CARBURETOR!!!!! Nice catch! Very much a novelty around here. Enjoy the good eats!


----------



## jjam

Congratulations my friend, :notworthy: Never landed a black groupa yet on de' LBT...
I believe the Recess Team may have taken a bow and handed over the Grouper Master Hat over to the Gone Fishn' Too crew for the day...:thumbup:

You know you're in good company when that Purple boat is in site.

Jimmy


----------



## Pinksnappertrapper

DAMN!! Congrats.


----------



## marmidor

Damn fine catch Capt!!!


----------



## Realtor

very nice, good on you guys!!!!


----------



## sniper

DAAYYYUUMMM 
Look at the size of that steak!!!
Great job.


----------



## Frenchy

Nice one :thumbsup:


----------



## sail7seas

congrats on an awesome catch. that fish has some great colors


----------



## Chris V

Graet catch!

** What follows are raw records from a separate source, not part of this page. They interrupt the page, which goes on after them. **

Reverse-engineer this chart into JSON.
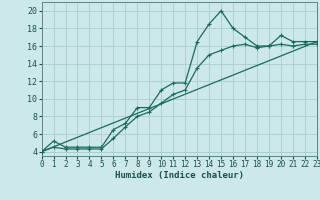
{
  "bg_color": "#cce8e8",
  "grid_color": "#aacccc",
  "line_color": "#1a6b5a",
  "xlabel": "Humidex (Indice chaleur)",
  "xlim": [
    0,
    23
  ],
  "ylim": [
    3.5,
    21
  ],
  "xticks": [
    0,
    1,
    2,
    3,
    4,
    5,
    6,
    7,
    8,
    9,
    10,
    11,
    12,
    13,
    14,
    15,
    16,
    17,
    18,
    19,
    20,
    21,
    22,
    23
  ],
  "yticks": [
    4,
    6,
    8,
    10,
    12,
    14,
    16,
    18,
    20
  ],
  "line1_x": [
    0,
    1,
    2,
    3,
    4,
    5,
    6,
    7,
    8,
    9,
    10,
    11,
    12,
    13,
    14,
    15,
    16,
    17,
    18,
    19,
    20,
    21,
    22,
    23
  ],
  "line1_y": [
    4.0,
    5.2,
    4.5,
    4.5,
    4.5,
    4.5,
    6.5,
    7.2,
    9.0,
    9.0,
    11.0,
    11.8,
    11.8,
    16.5,
    18.5,
    20.0,
    18.0,
    17.0,
    16.0,
    16.0,
    17.2,
    16.5,
    16.5,
    16.5
  ],
  "line2_x": [
    0,
    1,
    2,
    3,
    4,
    5,
    6,
    7,
    8,
    9,
    10,
    11,
    12,
    13,
    14,
    15,
    16,
    17,
    18,
    19,
    20,
    21,
    22,
    23
  ],
  "line2_y": [
    4.0,
    4.5,
    4.3,
    4.3,
    4.3,
    4.3,
    5.5,
    6.8,
    8.0,
    8.5,
    9.5,
    10.5,
    11.0,
    13.5,
    15.0,
    15.5,
    16.0,
    16.2,
    15.8,
    16.0,
    16.2,
    16.0,
    16.2,
    16.2
  ],
  "line3_x": [
    0,
    23
  ],
  "line3_y": [
    4.0,
    16.5
  ]
}
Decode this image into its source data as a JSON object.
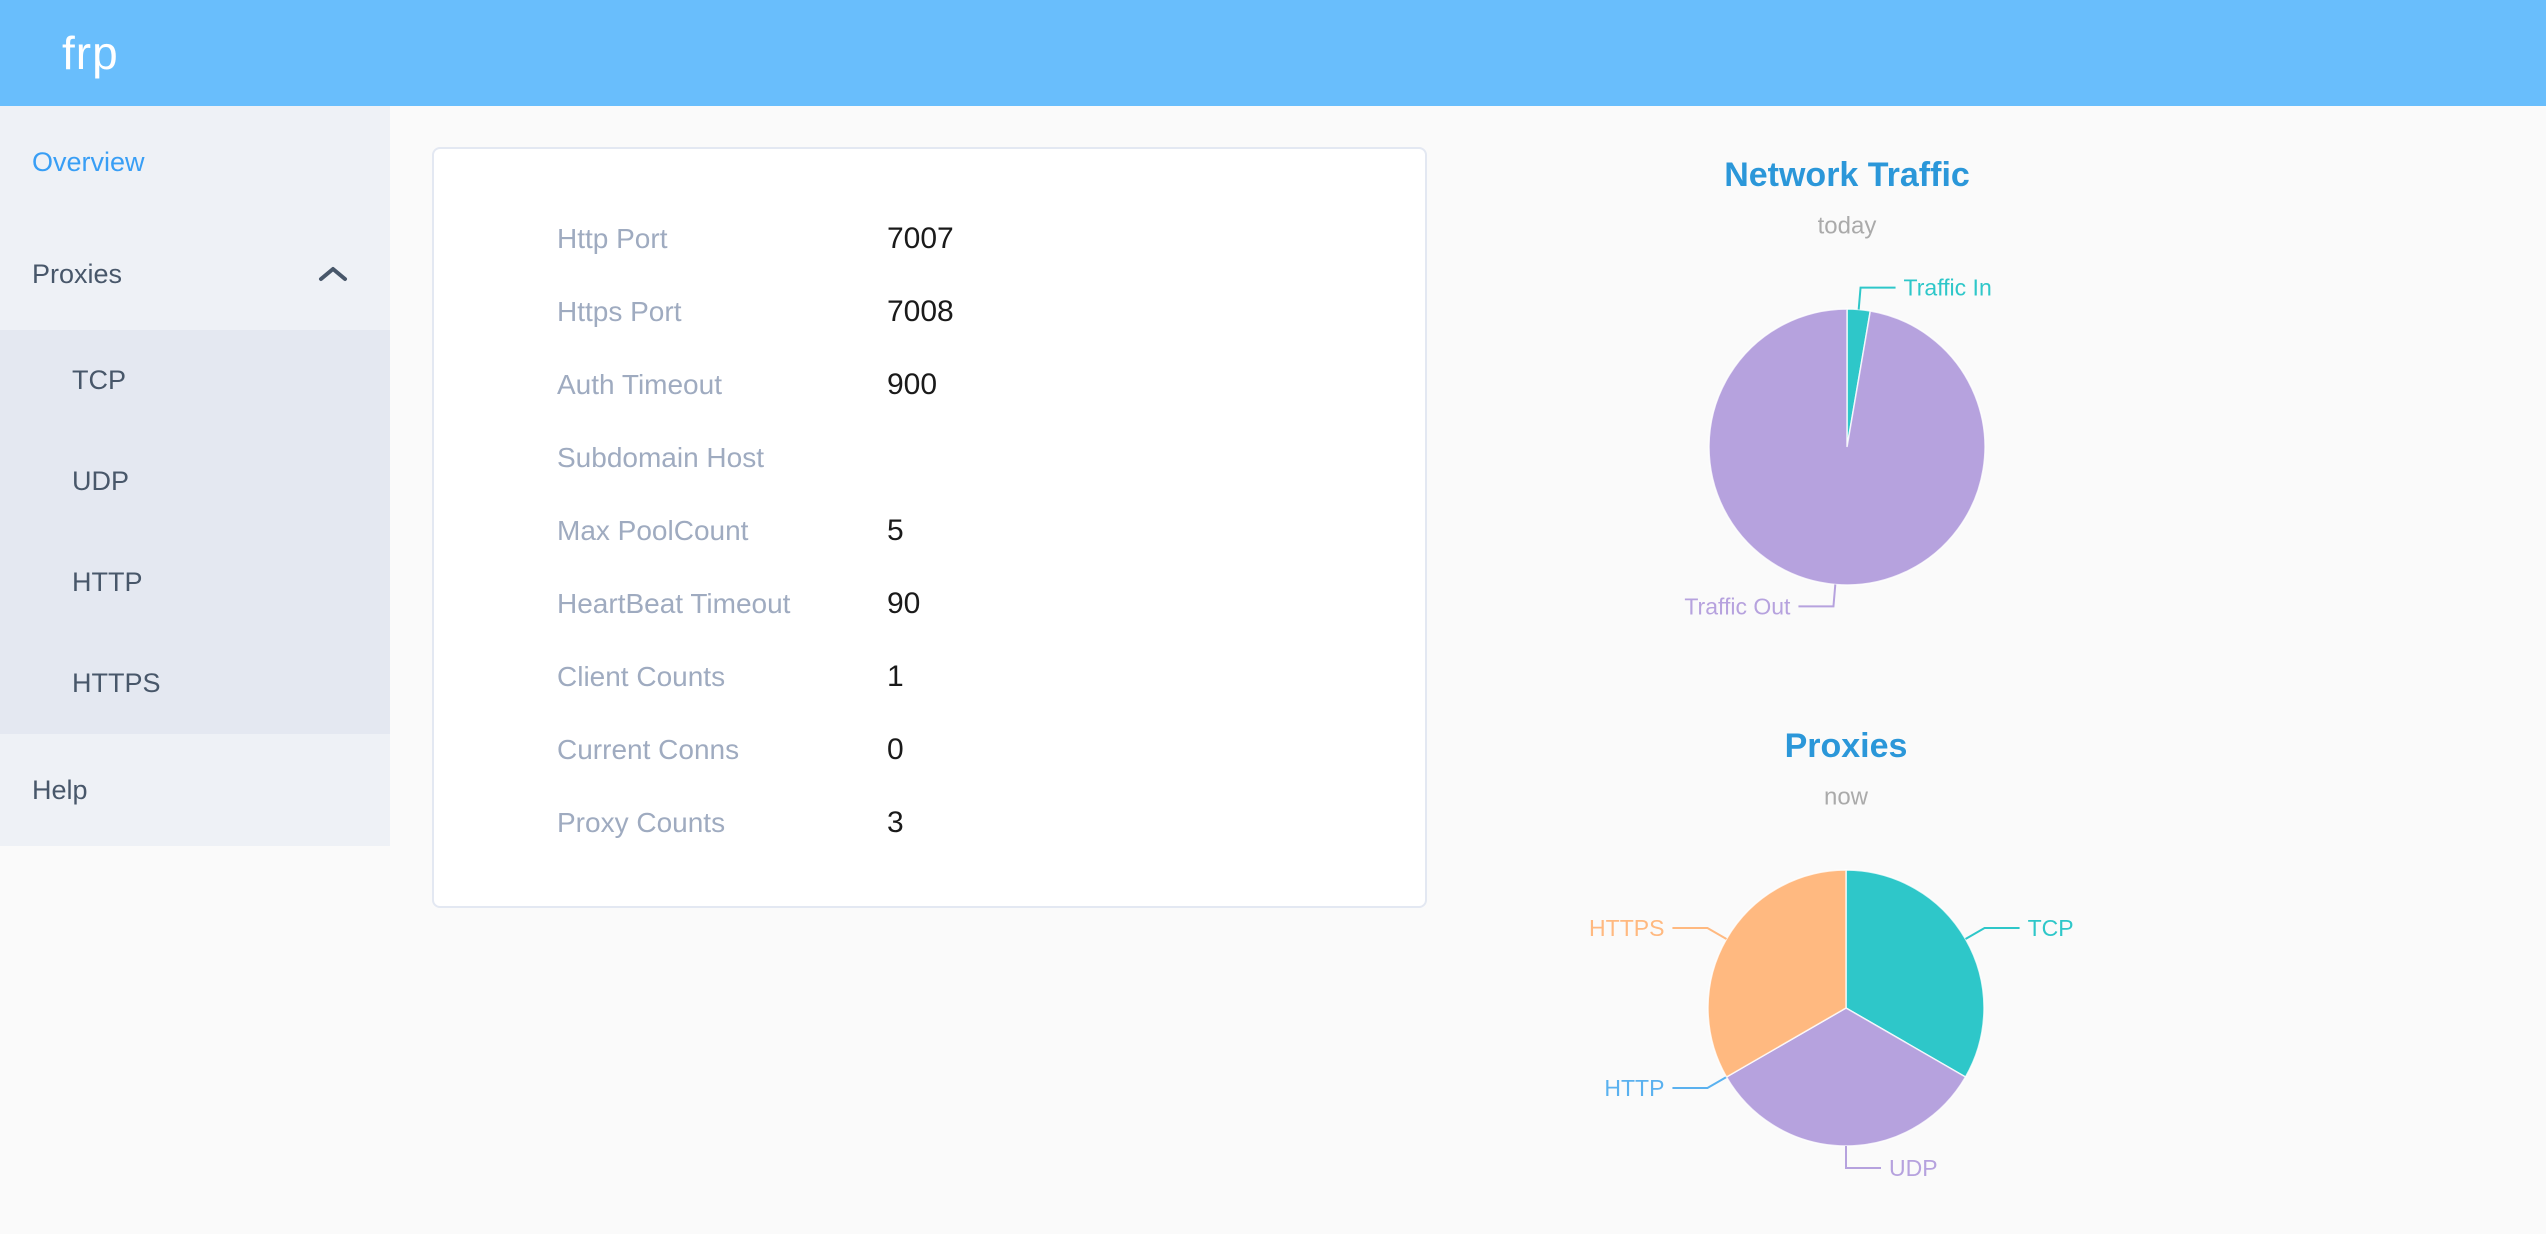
{
  "header": {
    "logo": "frp"
  },
  "sidebar": {
    "overview_label": "Overview",
    "proxies_label": "Proxies",
    "proxies_expanded": true,
    "proxies_children": [
      "TCP",
      "UDP",
      "HTTP",
      "HTTPS"
    ],
    "help_label": "Help"
  },
  "overview": {
    "rows": [
      {
        "label": "Http Port",
        "value": "7007"
      },
      {
        "label": "Https Port",
        "value": "7008"
      },
      {
        "label": "Auth Timeout",
        "value": "900"
      },
      {
        "label": "Subdomain Host",
        "value": ""
      },
      {
        "label": "Max PoolCount",
        "value": "5"
      },
      {
        "label": "HeartBeat Timeout",
        "value": "90"
      },
      {
        "label": "Client Counts",
        "value": "1"
      },
      {
        "label": "Current Conns",
        "value": "0"
      },
      {
        "label": "Proxy Counts",
        "value": "3"
      }
    ]
  },
  "chart_data": [
    {
      "type": "pie",
      "title": "Network Traffic",
      "subtitle": "today",
      "legend_position": "none",
      "labels_style": "outside leader lines, colored like slices",
      "slices": [
        {
          "label": "Traffic In",
          "value": 2.7,
          "color": "#2ec7c9"
        },
        {
          "label": "Traffic Out",
          "value": 97.3,
          "color": "#b6a2de"
        }
      ],
      "value_note": "percent share estimated from arc angles"
    },
    {
      "type": "pie",
      "title": "Proxies",
      "subtitle": "now",
      "legend_position": "none",
      "labels_style": "outside leader lines, colored like slices",
      "slices": [
        {
          "label": "TCP",
          "value": 1,
          "color": "#2ec7c9"
        },
        {
          "label": "UDP",
          "value": 1,
          "color": "#b6a2de"
        },
        {
          "label": "HTTP",
          "value": 0,
          "color": "#5ab1ef"
        },
        {
          "label": "HTTPS",
          "value": 1,
          "color": "#ffb980"
        }
      ],
      "value_note": "proxy counts per type; total equals Proxy Counts = 3"
    }
  ],
  "colors": {
    "header_bg": "#69befc",
    "menu_bg": "#eef1f6",
    "submenu_bg": "#e4e8f1",
    "menu_text": "#48576a",
    "menu_active": "#389ef5",
    "page_bg": "#fafafa",
    "card_border": "#e3e8f2",
    "label_gray": "#9fabc0",
    "value_black": "#1a1a1a",
    "chart_title": "#2b97d9",
    "chart_subtitle": "#aaaaaa"
  }
}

Its cool just to catch a true black grouper here and to get one that size makes it even better.


----------



## Garbo

Dang....


----------



## Snatch it

Wow!!!!


----------



## ADRENALINE

Nice fish!!!! I have only caught two over the years and nowhere near that size.


----------



## Mullethead

Sweet.... and I hope everybody takes note... thats what a true black looks like


----------



## ateupwitit

excellent catch, beautiful fish.........live bait with a jigging rod sweet


----------



## Bub

awesome fish. Definitely a quality Black regardless of where she was caught, but for the panhandle thats insane! Nice job


----------



## parrothead

All i have to say is ,,,,,,YOU SUCK !!!!!!!!!!!! J/K :thumbsup::thumbsup::thumbsup: Glad you guys made it out there. Very nice black !!!!!!!!!! Give me a call Chris and we'll get out there.

Scott


----------



## Gone Fishin' Too

I just realized that I like them BIG and BLACK!!!!:brows:




Grouper that is...........and yes, it is very tastey!!!:yes:


----------



## C-monsters

What an awesome trip. It was great to watch the video again, and the pic with my kids(the real C-monsters) is great. Can't wait to do it again.


----------



## Ocean Master

Great suprise fish. Which Shimano rod where you using. It looks like it had plenty of backbone. Model#??? I ask b/c I need a new one.
Thanks


----------



## Scout800

ateupwitit said:


> excellent catch, beautiful fish.........live bait with a jigging rod sweet




I was thinking the same thing, kinda answers the other thread that was on here the other day.


----------



## C-monsters

Ocean Master said:


> Great suprise fish. Which Shimano rod where you using. It looks like it had plenty of backbone. Model#??? I ask b/c I need a new one.
> Thanks


It is a Shimano Trevala heavy action rod, 80-200lb test braid. It was rigged with 100lb braid, and had a 100lb fluorocarbon leader. I almost tied an 80 lb leader on, but was very glad I didn't. The leader was pretty frayed after the fight.


----------



## mcbig1

damn man do they make a bun big enuf for a fillet that size?good read and good fish!!!
mike


----------



## MSViking

Awesome fish and pics! Way to get it done!!


----------



## [email protected]

chris way to get the year started out!! awesome brother and congrats


----------